We at the Montana State Library do want to be a part of the Open Library and want to provide as many possible points of access to our unique collection of Montana State publications.

To this end I submitted nearly 12,000 bib records to Aaron Schwartz back in October but received no response. I'll try again.

Jennie Stapp
Montana State Library

John Mark Ockerbloom said...

I don't know if this is the sort of data you need (it's not MARC, but it does have LC subject headings, and many of its names are authority-controlled) but Dublin Core records of all 30,000+ listings of The Online Books Page are free for folks at the Open Library or elsewhere to harvest and reuse if you find them useful.

The records are exported via OAI-PMH and licensed via Creative Commons Attribution-ShareAlike.
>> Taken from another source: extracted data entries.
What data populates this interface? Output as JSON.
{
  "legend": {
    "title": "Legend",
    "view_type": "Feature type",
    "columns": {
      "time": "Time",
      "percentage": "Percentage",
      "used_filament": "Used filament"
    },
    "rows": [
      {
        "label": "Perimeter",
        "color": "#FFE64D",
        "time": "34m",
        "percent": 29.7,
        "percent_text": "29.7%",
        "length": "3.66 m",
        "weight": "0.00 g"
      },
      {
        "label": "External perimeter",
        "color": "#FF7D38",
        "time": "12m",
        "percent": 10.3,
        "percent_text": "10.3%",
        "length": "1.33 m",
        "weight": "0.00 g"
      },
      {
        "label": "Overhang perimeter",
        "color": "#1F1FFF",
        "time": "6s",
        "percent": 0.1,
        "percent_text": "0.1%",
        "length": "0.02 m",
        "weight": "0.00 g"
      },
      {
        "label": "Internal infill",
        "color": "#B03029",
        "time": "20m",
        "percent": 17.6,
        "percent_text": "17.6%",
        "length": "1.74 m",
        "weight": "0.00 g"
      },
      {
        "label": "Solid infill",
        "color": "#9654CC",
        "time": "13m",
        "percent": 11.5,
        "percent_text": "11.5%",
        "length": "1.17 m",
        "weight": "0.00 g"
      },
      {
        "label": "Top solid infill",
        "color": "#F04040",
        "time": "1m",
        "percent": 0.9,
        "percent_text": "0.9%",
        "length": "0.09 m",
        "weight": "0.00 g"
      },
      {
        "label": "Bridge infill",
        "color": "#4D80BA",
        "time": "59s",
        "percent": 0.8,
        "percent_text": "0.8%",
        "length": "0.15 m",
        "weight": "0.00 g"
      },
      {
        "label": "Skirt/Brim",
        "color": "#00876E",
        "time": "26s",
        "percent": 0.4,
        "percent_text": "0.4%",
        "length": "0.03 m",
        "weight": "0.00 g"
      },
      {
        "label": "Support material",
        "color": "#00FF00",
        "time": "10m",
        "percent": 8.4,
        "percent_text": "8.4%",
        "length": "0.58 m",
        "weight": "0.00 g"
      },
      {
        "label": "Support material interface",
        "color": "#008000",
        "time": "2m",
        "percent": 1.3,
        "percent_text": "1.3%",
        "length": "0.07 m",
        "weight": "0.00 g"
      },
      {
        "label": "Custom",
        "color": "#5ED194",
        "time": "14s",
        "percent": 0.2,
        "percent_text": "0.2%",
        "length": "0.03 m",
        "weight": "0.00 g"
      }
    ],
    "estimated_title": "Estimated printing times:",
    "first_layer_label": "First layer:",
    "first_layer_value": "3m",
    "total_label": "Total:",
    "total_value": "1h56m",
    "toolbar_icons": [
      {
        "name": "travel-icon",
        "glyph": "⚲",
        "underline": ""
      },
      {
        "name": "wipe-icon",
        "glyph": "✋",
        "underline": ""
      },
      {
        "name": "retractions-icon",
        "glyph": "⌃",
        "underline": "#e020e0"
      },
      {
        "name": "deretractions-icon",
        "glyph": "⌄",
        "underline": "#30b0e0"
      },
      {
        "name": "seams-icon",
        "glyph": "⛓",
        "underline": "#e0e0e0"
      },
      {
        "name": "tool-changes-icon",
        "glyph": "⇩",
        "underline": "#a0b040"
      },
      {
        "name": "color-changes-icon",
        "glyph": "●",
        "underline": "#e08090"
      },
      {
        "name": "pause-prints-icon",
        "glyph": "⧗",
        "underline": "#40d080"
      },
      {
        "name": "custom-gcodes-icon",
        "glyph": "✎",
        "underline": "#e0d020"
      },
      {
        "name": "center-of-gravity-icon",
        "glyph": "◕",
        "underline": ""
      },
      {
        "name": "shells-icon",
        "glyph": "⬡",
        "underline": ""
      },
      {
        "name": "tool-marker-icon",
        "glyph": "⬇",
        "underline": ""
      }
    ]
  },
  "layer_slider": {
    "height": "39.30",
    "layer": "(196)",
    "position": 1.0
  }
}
While this is a much smaller catalog than that of the typical research library, it may be of particular interest because all the books listed can be read freely online.

For more details, see


Karen Coyle said...

Thanks, John, I'll pass that along to the OL folks. Non-MARC is fine. And for anyone else looking at this, the last part of John's URL is "#data" - this template cuts things off (aaarrgh!)

Anonymous said...

This may sound a little old and stodgy, but what I (as a cataloger) have issue with is the "allow anyone to edit the bibliographic data" part. Granted, I am not very familiar with wikis or Open Library, but the thought of random people changing the contents of a bibliographic record makes me pretty nervous. I agree that user comments, reviews, and subject headings would be fabulous, but would draw the line at letting the inexperienced user edit the record itself.

Karen Coyle said...

I understand the discomfort of allowing "anyone" to edit the bib data. However, this is a wiki environment, where all edits are given versions (meaning each version is saved, and you can choose to use a different version) and all edits are attributed (meaning you know who contributed them). In this sense, there is no one "record" but a number of versions. While this might seem like a vast confusion, in fact it's easily manipulated by programs. There's been some interesting speculation about treating catalog records as a social activity, where you can determine who your cataloging "friends" are and accept their records and edits, while ignoring others. I'll try to blog about this in the near future, but essentially there are applications and interfaces that make the "everyone can edit" much different to allowing users to edit the library's MARC record.